Istilah patah hati, sakit hati, hati berdebar dan berbesar hati juga merupakan warisan kekeliruan Aristoteles dalam meyakini bahwa pusat perasaan manusia berada di jantung yang kemudian diterjemahkan secara keliru ke dalam bahasa Indonesia sebagai hati.

Istilah hati berdebar-debar juga pada hakikatnya keliru sebab yang bisa berdebar apalagi berdebar-debar sebenarnya bukan hati, tetapi jantung.

Akibat Aristoteles merasa jantungnya berdebar-debar pada saat sedang marah atau jatuh cinta, maka beliau menyimpulkan bahwa jantung adalah pusat perasaan.

Kini kita semua tahu bahwa pusat perasaan berada di otak, namun kita tetap menyebut diri kita bukan patah otak, tetapi patah hati pada saat cinta kita ditolak oleh insan yang kita cintai.

Pada saat perasaan kita disakiti kita juga bilang bukan sakit otak, tetapi sakit hati sambil memegang bagian dada di mana kita merasakan bukan hati, tetapi jantung kita berdebar-debar.

Aristoteles juga keliru dalam menduga bahwa kecepatan benda yang jatuh ke permukaan bumi akibat daya tarik bumi adalah konstan.

Meski sudah dikoreksi oleh Galileo Galilei yang menginspirasi teori relativitas Albert Einstein, namun masih banyak pihak termasuk saya tetap sepaham dengan dugaan keliru Aristoteles tentang kecepatan benda jatuh adalah konstan.

Terus terang keimanan saya terhadap pemikiran Aristoteles sempat goyah tatkala bereksperimen dengan bulu ayam yang saya jatuhkan dari lantai ke empat kantor Jamu Jago.

Ternyata kecepatan jatuh bulu angsa tersebut sama sekali tidak konstan akibat terpengaruh hembusan angin dan/atau kondisi udara pada saat saya melakukan eksperimen amatiran sekaligus primitif tersebut.

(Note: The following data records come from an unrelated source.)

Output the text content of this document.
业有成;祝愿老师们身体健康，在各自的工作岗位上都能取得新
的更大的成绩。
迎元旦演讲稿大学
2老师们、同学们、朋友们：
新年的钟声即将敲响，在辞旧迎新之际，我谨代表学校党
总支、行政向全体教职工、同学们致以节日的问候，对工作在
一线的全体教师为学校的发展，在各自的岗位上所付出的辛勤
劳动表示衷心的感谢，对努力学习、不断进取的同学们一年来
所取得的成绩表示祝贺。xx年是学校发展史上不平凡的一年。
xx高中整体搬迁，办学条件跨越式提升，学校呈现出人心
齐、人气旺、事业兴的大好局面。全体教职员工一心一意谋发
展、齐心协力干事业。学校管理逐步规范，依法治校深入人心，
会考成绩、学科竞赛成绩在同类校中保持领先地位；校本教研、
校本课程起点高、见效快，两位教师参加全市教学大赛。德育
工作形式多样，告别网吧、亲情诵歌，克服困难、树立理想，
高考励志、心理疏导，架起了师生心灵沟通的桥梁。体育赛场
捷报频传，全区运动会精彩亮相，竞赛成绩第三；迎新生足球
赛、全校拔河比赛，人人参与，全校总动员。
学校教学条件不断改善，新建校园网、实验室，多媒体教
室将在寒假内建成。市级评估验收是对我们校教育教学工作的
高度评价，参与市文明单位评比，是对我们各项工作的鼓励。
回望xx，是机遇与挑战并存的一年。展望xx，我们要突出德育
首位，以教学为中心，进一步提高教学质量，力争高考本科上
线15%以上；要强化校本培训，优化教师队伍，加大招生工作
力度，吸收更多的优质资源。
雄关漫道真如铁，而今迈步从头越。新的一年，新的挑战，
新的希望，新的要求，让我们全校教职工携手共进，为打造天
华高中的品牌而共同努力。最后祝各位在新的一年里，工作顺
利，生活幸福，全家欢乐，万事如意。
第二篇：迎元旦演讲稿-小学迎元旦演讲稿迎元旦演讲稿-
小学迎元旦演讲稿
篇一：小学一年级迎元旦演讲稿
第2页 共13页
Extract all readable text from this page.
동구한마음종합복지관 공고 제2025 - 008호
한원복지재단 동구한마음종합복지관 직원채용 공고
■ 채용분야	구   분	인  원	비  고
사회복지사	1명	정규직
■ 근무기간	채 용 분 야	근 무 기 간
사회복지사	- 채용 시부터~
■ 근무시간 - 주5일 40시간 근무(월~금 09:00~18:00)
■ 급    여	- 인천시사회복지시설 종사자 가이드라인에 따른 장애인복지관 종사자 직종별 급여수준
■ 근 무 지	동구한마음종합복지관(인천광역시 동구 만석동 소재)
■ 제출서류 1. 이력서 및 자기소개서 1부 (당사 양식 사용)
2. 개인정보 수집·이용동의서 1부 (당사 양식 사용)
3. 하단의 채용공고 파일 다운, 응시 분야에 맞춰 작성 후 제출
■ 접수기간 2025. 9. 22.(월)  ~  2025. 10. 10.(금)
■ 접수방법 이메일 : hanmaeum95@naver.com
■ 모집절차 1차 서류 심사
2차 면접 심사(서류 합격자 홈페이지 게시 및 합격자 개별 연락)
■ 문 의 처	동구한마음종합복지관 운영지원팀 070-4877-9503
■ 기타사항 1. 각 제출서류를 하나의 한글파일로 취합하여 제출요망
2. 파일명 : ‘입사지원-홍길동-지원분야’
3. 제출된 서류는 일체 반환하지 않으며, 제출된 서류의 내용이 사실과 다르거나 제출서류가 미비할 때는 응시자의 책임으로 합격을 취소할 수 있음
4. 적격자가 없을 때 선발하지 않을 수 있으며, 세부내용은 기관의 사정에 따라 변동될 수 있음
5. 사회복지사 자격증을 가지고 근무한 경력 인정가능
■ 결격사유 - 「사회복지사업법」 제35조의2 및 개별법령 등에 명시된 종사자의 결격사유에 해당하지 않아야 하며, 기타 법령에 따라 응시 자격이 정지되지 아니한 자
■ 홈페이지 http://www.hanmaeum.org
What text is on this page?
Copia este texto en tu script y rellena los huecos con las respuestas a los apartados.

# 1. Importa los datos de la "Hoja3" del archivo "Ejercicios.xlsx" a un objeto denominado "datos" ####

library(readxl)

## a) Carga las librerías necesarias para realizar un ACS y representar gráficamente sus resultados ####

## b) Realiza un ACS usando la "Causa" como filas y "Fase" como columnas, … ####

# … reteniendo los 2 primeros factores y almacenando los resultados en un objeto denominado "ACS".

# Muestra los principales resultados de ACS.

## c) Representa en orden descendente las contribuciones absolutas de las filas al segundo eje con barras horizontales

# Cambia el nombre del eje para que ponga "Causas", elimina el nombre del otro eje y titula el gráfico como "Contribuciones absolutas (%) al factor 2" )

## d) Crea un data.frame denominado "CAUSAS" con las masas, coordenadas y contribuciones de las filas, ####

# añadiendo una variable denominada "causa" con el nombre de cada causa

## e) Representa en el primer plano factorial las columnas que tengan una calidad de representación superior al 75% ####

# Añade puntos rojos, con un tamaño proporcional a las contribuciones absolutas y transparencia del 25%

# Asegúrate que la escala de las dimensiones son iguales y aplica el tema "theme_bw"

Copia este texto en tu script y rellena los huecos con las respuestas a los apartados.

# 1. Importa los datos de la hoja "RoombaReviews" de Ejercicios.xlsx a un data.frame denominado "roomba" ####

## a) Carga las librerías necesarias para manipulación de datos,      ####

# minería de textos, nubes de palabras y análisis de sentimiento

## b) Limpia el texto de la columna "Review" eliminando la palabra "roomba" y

Kekeliruan mewarisi kekeliruan Aristoteles membuat sikap dan perilaku kita di masa kini menjadi serba keliru sebab secara kelirumologis masalah kekeliruan Aristoteles memang simpang-siur bahkan tumpang-tindih berlapis-lapis akibat tafsir terhadap pemikiran Aristoteles yang saling beda satu dengan lain-lainnya.

Masih diperparah oleh aneka ragam tafsir manusia yang berhak menafsirkan berdasar kehendak dan selera masing-masing.

Apalagi ada pula pihak yang menegaskan bahwa Aristoteles mustahil keliru karena Aristoteles sudah bukan manusia lagi, tetapi mahluk sekelas malaikat maka mustahil keliru.

Namun warisan kekeliruan Aristoteles memiliki hikmah tersendiri, yaitu membenarkan mazhab kelirumologi bahwa jika kita melakukan kekeliruan yang juga dilakukan banyak orang yang sudah terbiasa melakukan kekeliruan tanpa ada yang berani mengoreksinya sebab tidak sadar bahwa kekeliruan yang dilakukan secara berjemaah itu sebenarnya keliru maka kita rawan terlanjur nyaman terperangkap di dalam zona kenyamanan untuk tetap melakukan kekeliruan.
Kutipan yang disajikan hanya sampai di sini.